The purchase of Red Hat is the company’s biggest acquisition in its more than 100-year history.

Ginni Rometty, IBM chief executive since 2012, has steered the company toward faster-growing segments such as cloud, software and services and away from traditional hardware products, Reuters reported.

The company, which won approval for the purchase from EU regulators in late June and U.S. regulators in May, agreed to pay $190 a share for Red Hat, representing a 63 percent premium.

Founded in 1993, Red Hat specializes in Linux operating systems, the most popular type of open-source software and an alternative to proprietary software made by Microsoft. IBM has faced years of revenue declines as it transitions from its legacy computer hardware business into new technology products and services.

IBM’s cloud revenue has increased from 4 percent of total revenue in 2013 to 25 percent today. IBM cloud revenue for the 12-month period through the first quarter of this year grew to over $19 billion.

The Red Hat acquisition is expected to contribute approximately two points of compound annual revenue growth to IBM over a five-year period.

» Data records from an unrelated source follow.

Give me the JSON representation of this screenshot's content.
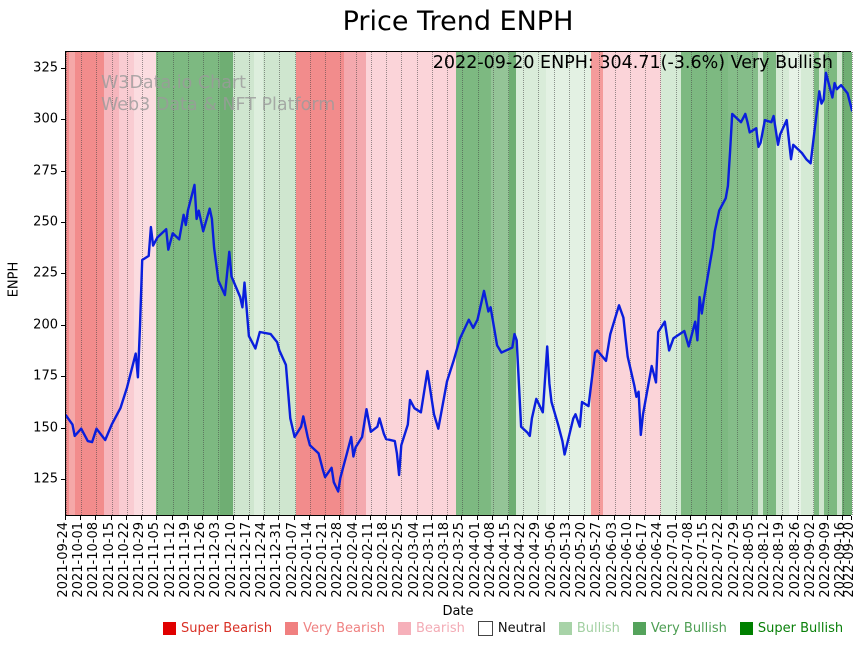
{
  "title": "Price Trend ENPH",
  "annotation": "2022-09-20 ENPH: 304.71(-3.6%) Very Bullish",
  "watermark": {
    "line1": "W3Data.io Chart",
    "line2": "Web3 Data & NFT Platform"
  },
  "axes": {
    "ylabel": "ENPH",
    "xlabel": "Date"
  },
  "line_color": "#0a1edd",
  "legend": [
    {
      "label": "Super Bearish",
      "swatch": "#e00000",
      "text_color": "#d93025",
      "swatch_border": "none"
    },
    {
      "label": "Very Bearish",
      "swatch": "#f08080",
      "text_color": "#ef8282",
      "swatch_border": "none"
    },
    {
      "label": "Bearish",
      "swatch": "#f6b0ba",
      "text_color": "#f3abb5",
      "swatch_border": "none"
    },
    {
      "label": "Neutral",
      "swatch": "#ffffff",
      "text_color": "#111111",
      "swatch_border": "#444444"
    },
    {
      "label": "Bullish",
      "swatch": "#a8d3a8",
      "text_color": "#a2d0a2",
      "swatch_border": "none"
    },
    {
      "label": "Very Bullish",
      "swatch": "#55a35c",
      "text_color": "#4d9e53",
      "swatch_border": "none"
    },
    {
      "label": "Super Bullish",
      "swatch": "#008000",
      "text_color": "#0a800a",
      "swatch_border": "none"
    }
  ],
  "chart_data": {
    "type": "line",
    "title": "Price Trend ENPH",
    "xlabel": "Date",
    "ylabel": "ENPH",
    "ylim": [
      107.1,
      333.1
    ],
    "yticks": [
      125,
      150,
      175,
      200,
      225,
      250,
      275,
      300,
      325
    ],
    "x_unit": "days_since_2021-09-24",
    "x_total_days": 361,
    "grid": "vertical-dotted-per-week",
    "legend_position": "below-axes-horizontal",
    "xticks": [
      "2021-09-24",
      "2021-10-01",
      "2021-10-08",
      "2021-10-15",
      "2021-10-22",
      "2021-10-29",
      "2021-11-05",
      "2021-11-12",
      "2021-11-19",
      "2021-11-26",
      "2021-12-03",
      "2021-12-10",
      "2021-12-17",
      "2021-12-24",
      "2021-12-31",
      "2022-01-07",
      "2022-01-14",
      "2022-01-21",
      "2022-01-28",
      "2022-02-04",
      "2022-02-11",
      "2022-02-18",
      "2022-02-25",
      "2022-03-04",
      "2022-03-11",
      "2022-03-18",
      "2022-03-25",
      "2022-04-01",
      "2022-04-08",
      "2022-04-15",
      "2022-04-22",
      "2022-04-29",
      "2022-05-06",
      "2022-05-13",
      "2022-05-20",
      "2022-05-27",
      "2022-06-03",
      "2022-06-10",
      "2022-06-17",
      "2022-06-24",
      "2022-07-01",
      "2022-07-08",
      "2022-07-15",
      "2022-07-22",
      "2022-07-29",
      "2022-08-05",
      "2022-08-12",
      "2022-08-19",
      "2022-08-26",
      "2022-09-02",
      "2022-09-09",
      "2022-09-16",
      "2022-09-20"
    ],
    "series": [
      {
        "name": "ENPH price",
        "points": [
          [
            0,
            156.5
          ],
          [
            3,
            152
          ],
          [
            4,
            146.5
          ],
          [
            7,
            150
          ],
          [
            10,
            144
          ],
          [
            12,
            143.5
          ],
          [
            14,
            150
          ],
          [
            18,
            144.5
          ],
          [
            21,
            152
          ],
          [
            25,
            160
          ],
          [
            28,
            170
          ],
          [
            32,
            186.5
          ],
          [
            33,
            175
          ],
          [
            34,
            200
          ],
          [
            35,
            232
          ],
          [
            38,
            234
          ],
          [
            39,
            248
          ],
          [
            40,
            239
          ],
          [
            42,
            243
          ],
          [
            46,
            247
          ],
          [
            47,
            237
          ],
          [
            49,
            245
          ],
          [
            52,
            242
          ],
          [
            54,
            254
          ],
          [
            55,
            249
          ],
          [
            56,
            256
          ],
          [
            59,
            268.5
          ],
          [
            60,
            252
          ],
          [
            61,
            256
          ],
          [
            63,
            246
          ],
          [
            66,
            257
          ],
          [
            67,
            252
          ],
          [
            68,
            238
          ],
          [
            70,
            222
          ],
          [
            73,
            215
          ],
          [
            75,
            236
          ],
          [
            76,
            224
          ],
          [
            80,
            214
          ],
          [
            81,
            209
          ],
          [
            82,
            221
          ],
          [
            84,
            195
          ],
          [
            87,
            189
          ],
          [
            89,
            197
          ],
          [
            94,
            196
          ],
          [
            97,
            192
          ],
          [
            98,
            188
          ],
          [
            101,
            181
          ],
          [
            103,
            155
          ],
          [
            105,
            146
          ],
          [
            108,
            151
          ],
          [
            109,
            156
          ],
          [
            111,
            146
          ],
          [
            112,
            142
          ],
          [
            116,
            138
          ],
          [
            118,
            130
          ],
          [
            119,
            126.5
          ],
          [
            122,
            131
          ],
          [
            123,
            124
          ],
          [
            125,
            119.5
          ],
          [
            126,
            126
          ],
          [
            129,
            138
          ],
          [
            131,
            146
          ],
          [
            132,
            136.5
          ],
          [
            133,
            141
          ],
          [
            136,
            146
          ],
          [
            138,
            159.5
          ],
          [
            139,
            154
          ],
          [
            140,
            148.5
          ],
          [
            143,
            151
          ],
          [
            144,
            155
          ],
          [
            146,
            147.5
          ],
          [
            147,
            145
          ],
          [
            151,
            144
          ],
          [
            152,
            138
          ],
          [
            153,
            127.5
          ],
          [
            154,
            142
          ],
          [
            157,
            152
          ],
          [
            158,
            164
          ],
          [
            160,
            160
          ],
          [
            163,
            158
          ],
          [
            166,
            178
          ],
          [
            169,
            157
          ],
          [
            171,
            150
          ],
          [
            175,
            173
          ],
          [
            178,
            183
          ],
          [
            181,
            194
          ],
          [
            185,
            203
          ],
          [
            187,
            199
          ],
          [
            189,
            203
          ],
          [
            192,
            217
          ],
          [
            194,
            207
          ],
          [
            195,
            209
          ],
          [
            198,
            190.5
          ],
          [
            200,
            187
          ],
          [
            205,
            189.5
          ],
          [
            206,
            196
          ],
          [
            207,
            193
          ],
          [
            209,
            151
          ],
          [
            212,
            148
          ],
          [
            213,
            146.5
          ],
          [
            214,
            155
          ],
          [
            216,
            164.5
          ],
          [
            219,
            158
          ],
          [
            221,
            190
          ],
          [
            222,
            172
          ],
          [
            223,
            163
          ],
          [
            226,
            152
          ],
          [
            228,
            144
          ],
          [
            229,
            137.5
          ],
          [
            233,
            155
          ],
          [
            234,
            157
          ],
          [
            236,
            151
          ],
          [
            237,
            163
          ],
          [
            240,
            161
          ],
          [
            243,
            187
          ],
          [
            244,
            188
          ],
          [
            248,
            183
          ],
          [
            250,
            196
          ],
          [
            254,
            210
          ],
          [
            256,
            204
          ],
          [
            257,
            194
          ],
          [
            258,
            185
          ],
          [
            261,
            171
          ],
          [
            262,
            165.5
          ],
          [
            263,
            168
          ],
          [
            264,
            147
          ],
          [
            265,
            157
          ],
          [
            269,
            180.5
          ],
          [
            271,
            172.5
          ],
          [
            272,
            197
          ],
          [
            275,
            202
          ],
          [
            277,
            188
          ],
          [
            279,
            194
          ],
          [
            284,
            197.5
          ],
          [
            286,
            190
          ],
          [
            289,
            202
          ],
          [
            290,
            193
          ],
          [
            291,
            214
          ],
          [
            292,
            206
          ],
          [
            293,
            213
          ],
          [
            296,
            232
          ],
          [
            297,
            238
          ],
          [
            298,
            246
          ],
          [
            300,
            256
          ],
          [
            303,
            262
          ],
          [
            304,
            268
          ],
          [
            305,
            285
          ],
          [
            306,
            303
          ],
          [
            307,
            302
          ],
          [
            310,
            299
          ],
          [
            312,
            303
          ],
          [
            313,
            299
          ],
          [
            314,
            294
          ],
          [
            317,
            296
          ],
          [
            318,
            287
          ],
          [
            319,
            289
          ],
          [
            321,
            300
          ],
          [
            324,
            299
          ],
          [
            325,
            302
          ],
          [
            327,
            288
          ],
          [
            328,
            293
          ],
          [
            331,
            300
          ],
          [
            333,
            281
          ],
          [
            334,
            288
          ],
          [
            338,
            284
          ],
          [
            340,
            281
          ],
          [
            342,
            279
          ],
          [
            346,
            314
          ],
          [
            347,
            308
          ],
          [
            348,
            310
          ],
          [
            349,
            323
          ],
          [
            352,
            311
          ],
          [
            353,
            318
          ],
          [
            354,
            315
          ],
          [
            356,
            317
          ],
          [
            359,
            313
          ],
          [
            361,
            304.71
          ]
        ]
      }
    ],
    "bands": [
      [
        0.0,
        0.004,
        "#f28c8c"
      ],
      [
        0.004,
        0.011,
        "#f5a8a8"
      ],
      [
        0.011,
        0.048,
        "#f28c8c"
      ],
      [
        0.048,
        0.067,
        "#f6b6bd"
      ],
      [
        0.067,
        0.087,
        "#f9ccd2"
      ],
      [
        0.087,
        0.115,
        "#fbdce0"
      ],
      [
        0.115,
        0.196,
        "#7db981"
      ],
      [
        0.196,
        0.212,
        "#6fae73"
      ],
      [
        0.212,
        0.239,
        "#cfe6cf"
      ],
      [
        0.239,
        0.251,
        "#ddeedd"
      ],
      [
        0.251,
        0.293,
        "#cfe6cf"
      ],
      [
        0.293,
        0.354,
        "#f28c8c"
      ],
      [
        0.354,
        0.382,
        "#f4a9ae"
      ],
      [
        0.382,
        0.496,
        "#fbd4d9"
      ],
      [
        0.496,
        0.541,
        "#7db981"
      ],
      [
        0.541,
        0.564,
        "#94c497"
      ],
      [
        0.564,
        0.573,
        "#6fae73"
      ],
      [
        0.573,
        0.611,
        "#d9ecd9"
      ],
      [
        0.611,
        0.668,
        "#e3f1e3"
      ],
      [
        0.668,
        0.683,
        "#f49b9b"
      ],
      [
        0.683,
        0.757,
        "#fbd4d9"
      ],
      [
        0.757,
        0.782,
        "#d5ead5"
      ],
      [
        0.782,
        0.842,
        "#7db981"
      ],
      [
        0.842,
        0.88,
        "#85bd89"
      ],
      [
        0.88,
        0.887,
        "#cfe6cf"
      ],
      [
        0.887,
        0.903,
        "#7db981"
      ],
      [
        0.903,
        0.92,
        "#d5ead5"
      ],
      [
        0.92,
        0.935,
        "#e6f2e6"
      ],
      [
        0.935,
        0.952,
        "#d5ead5"
      ],
      [
        0.952,
        0.958,
        "#7db981"
      ],
      [
        0.958,
        0.964,
        "#cfe6cf"
      ],
      [
        0.964,
        0.981,
        "#7db981"
      ],
      [
        0.981,
        0.987,
        "#cfe6cf"
      ],
      [
        0.987,
        1.0,
        "#6fae73"
      ]
    ]
  }
}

Frank Gens, chief analyst at IDC, said: “With the acquisition of Red Hat, and IBM’s commitment to Red Hat’s independence, IBM is well positioned to help enterprises differentiate themselves in their industry by capitalizing on open source in this emerging hybrid and multi-cloud world.”

Red Hat posted revenue of $3.4 billion (+15 percent) in fiscal year 2019 and $934 million (+15 percent) in fiscal first quarter 2020. Red Hat’s subscription revenue rose 15 percent, revenue from application development-related and other emerging technology offerings grew 24 percent and services revenue increased 17 percent in fiscal first quarter 2020.

Red Hat CEO Jim Whitehurst and his management team will remain in place. Jim Whitehurst will join IBM’s senior management team and report to Rometty.

IBM will maintain Red Hat’s headquarters in Raleigh, North Carolina, its facilities, brands and practices and said it operate as a distinct unit within IBM.

The companies said IBM and Red Hat will offer hybrid multicloud platform that will be based on open source technologies, such as Linux and Kubernetes.

IBM’s cloud strategy has focused on helping companies stitch together multiple cloud platforms rather than compete head on with hyperscale cloud providers such as Amazon Web Services, Microsoft and Google.

IBM said Red Hat will continue to build and expand its partnerships, including those with major cloud providers, such as Amazon Web Services, Microsoft Azure, Google Cloud and Alibaba.

Since 2013, IBM’s cloud revenue as a percentage of total revenue has grown six-fold to 25 percent. In the 12 months through the first quarter of 2019, cloud revenue exceeded $19 billion.

IBM said Red Hat is expected to contribute approximately two points of compound annual revenue growth over a five-year period.